Key points of investment:
The company is a waste incineration listing platform under the Beijing State-owned Assets Administration Commission. Its performance mainly contributes to stable operating profits. The company has been deeply involved in waste incineration for more than 20 years and is the first listed A+H waste incineration company in China. The Beijing State-owned Assets Administration Commission is the actual controller of the company, holding 44.41% of the shares, and provides strong support to the company. Operating revenue is the company's core source of profit. In 2023, the company's operating revenue accounted for 77%, while gross profit accounted for 91%.
0.04 million tons of waste incineration are fully put into operation, and the company's operating profit is expected to increase steadily. The company's waste incineration production capacity reached 0.0402 million tons/day, 858 MW of installed capacity, an average scale of 1,087 tons/day, and was mainly distributed in the Yangtze River Delta, Pearl River Delta, and Bohai Rim. The project quality is excellent. In the first half of 2024, the company's capacity utilization rate reached 95%, and tons of waste-to-energy generation reached 296 kilowatts. Considering the rapid increase in the company's production capacity by 0.0074 million tons/day in the past 2 years, this part of the production capacity performance has not been fully released. Under a multi-pronged approach of increasing future capacity utilization, heating+green certificate+loan replacement (the company's interest-bearing debt of about 12 billion, corresponding financial expenses of 0.473 billion, capital cost about 4%), the company's profit is expected to increase steadily.

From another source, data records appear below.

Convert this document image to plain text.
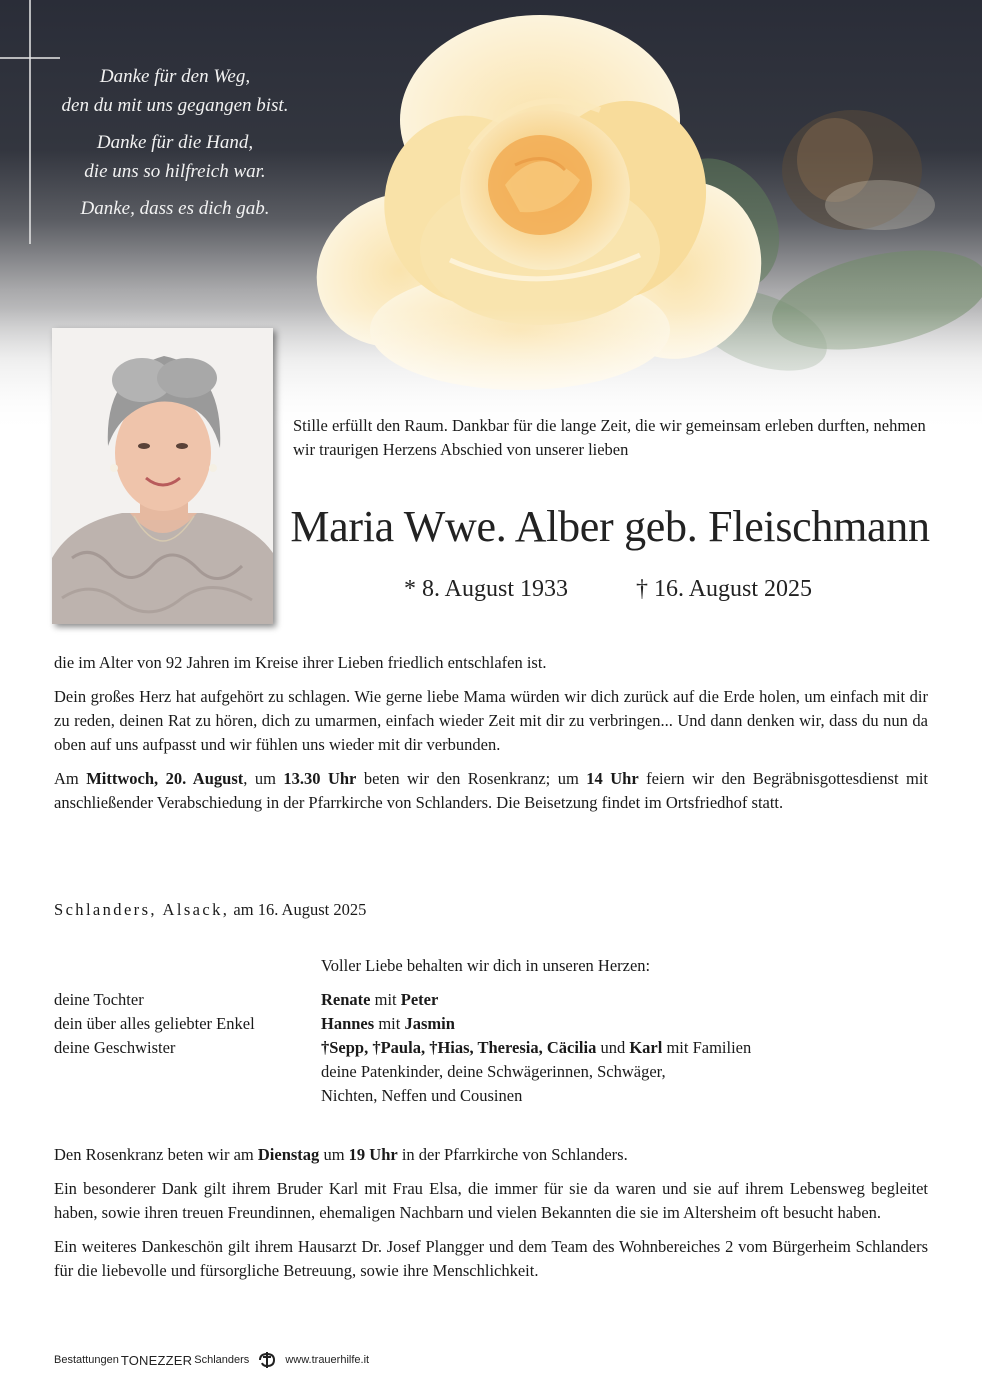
Danke für den Weg,
den du mit uns gegangen bist.

Danke für die Hand,
die uns so hilfreich war.

Danke, dass es dich gab.

Stille erfüllt den Raum. Dankbar für die lange Zeit, die wir gemeinsam erleben durften, nehmen wir traurigen Herzens Abschied von unserer lieben
Maria Wwe. Alber geb. Fleischmann
* 8. August 1933	† 16. August 2025

die im Alter von 92 Jahren im Kreise ihrer Lieben friedlich entschlafen ist.

Dein großes Herz hat aufgehört zu schlagen. Wie gerne liebe Mama würden wir dich zurück auf die Erde holen, um einfach mit dir zu reden, deinen Rat zu hören, dich zu umarmen, einfach wieder Zeit mit dir zu verbringen... Und dann denken wir, dass du nun da oben auf uns aufpasst und wir fühlen uns wieder mit dir verbunden.

Am Mittwoch, 20. August, um 13.30 Uhr beten wir den Rosenkranz; um 14 Uhr feiern wir den Begräbnisgottesdienst mit anschließender Verabschiedung in der Pfarrkirche von Schlanders. Die Beisetzung findet im Ortsfriedhof statt.

Schlanders, Alsack, am 16. August 2025
Voller Liebe behalten wir dich in unseren Herzen:
deine Tochter	Renate mit Peter
dein über alles geliebter Enkel	Hannes mit Jasmin
deine Geschwister	†Sepp, †Paula, †Hias, Theresia, Cäcilia und Karl mit Familien
deine Patenkinder, deine Schwägerinnen, Schwäger,
Nichten, Neffen und Cousinen

Den Rosenkranz beten wir am Dienstag um 19 Uhr in der Pfarrkirche von Schlanders.

Ein besonderer Dank gilt ihrem Bruder Karl mit Frau Elsa, die immer für sie da waren und sie auf ihrem Lebensweg begleitet haben, sowie ihren treuen Freundinnen, ehemaligen Nachbarn und vielen Bekannten die sie im Altersheim oft besucht haben.

Ein weiteres Dankeschön gilt ihrem Hausarzt Dr. Josef Plangger und dem Team des Wohnbereiches 2 vom Bürgerheim Schlanders für die liebevolle und fürsorgliche Betreuung, sowie ihre Menschlichkeit.

Bestattungen TONEZZER Schlanders	www.trauerhilfe.it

Capex has declined marked+the issuance of national supplement accounts receivable, and the company's cash flow is expected to improve significantly. The company plans to develop a new stage dividend plan to give back to shareholders. In 2023, the company's net operating cash flow was $0.978 billion (if the impact of “Interpretation of Accounting Standards for Enterprises No. 14” is excluded, the company's net operating cash flow is 1.314 billion yuan), Capex is 0.722 billion yuan (if the impact of the interpretation of Accounting Standard 14 is excluded, Capex is 1.08 billion yuan), and free cash flow is 0.256 billion yuan. In the future, along with Capex's reduction and receivables settlement, the company's cash flow is expected to improve significantly . Among them, Capex is expected to decrease significantly with the full commissioning of the project in 2024. In terms of accounts receivable, the company's accounts receivable in 2023 will rise sharply to 1.973 billion yuan, of which garbage disposal accounts for 45%, the state subsidy is 40%, and the basic electricity bill is 15%. It is expected that the future will improve with the accelerated issuance of national subsidies. Along with the improvement in cash flow, the company's dividends are expected to increase. In July 2024, the company issued the “2024 “Improving Quality, Efficiency and Reward” Action Plan, which clearly proposes to formulate a new stage dividend plan. We expect the company's dividend rate to increase further from 33% in 2023. Assuming the company's net profit for 24 years is 0.697 billion yuan, and the dividend rate increases to 50%, the company's A share dividend is expected to reach 4.3%, and the Hong Kong stock dividend is expected to reach 10.1%.
Investment analysis opinion: We expect the company's net profit to be 0.697/0.762/0.831 billion yuan in 2024-26, equivalent to EPS of 0.50/0.55/0.60, and the corresponding PE of 12/11/10. Referring to the average PE of comparable companies, and considering the steady increase in the company's profit, the free cash flow has improved dramatically, and dividends are expected to increase. The company was given 15 x PE in 2024. The corresponding target price was 7.5 yuan, with room for increase of 30%. For the first time, coverage was given, and a “buy” rating was given.
Risk warning: Continued increase in accounts receivable and recovery risk; risk of national compensation maturity; risk of the company's capacity utilization rate falling short of expectations; risk of EPS dilution due to debt-for-equity swaps.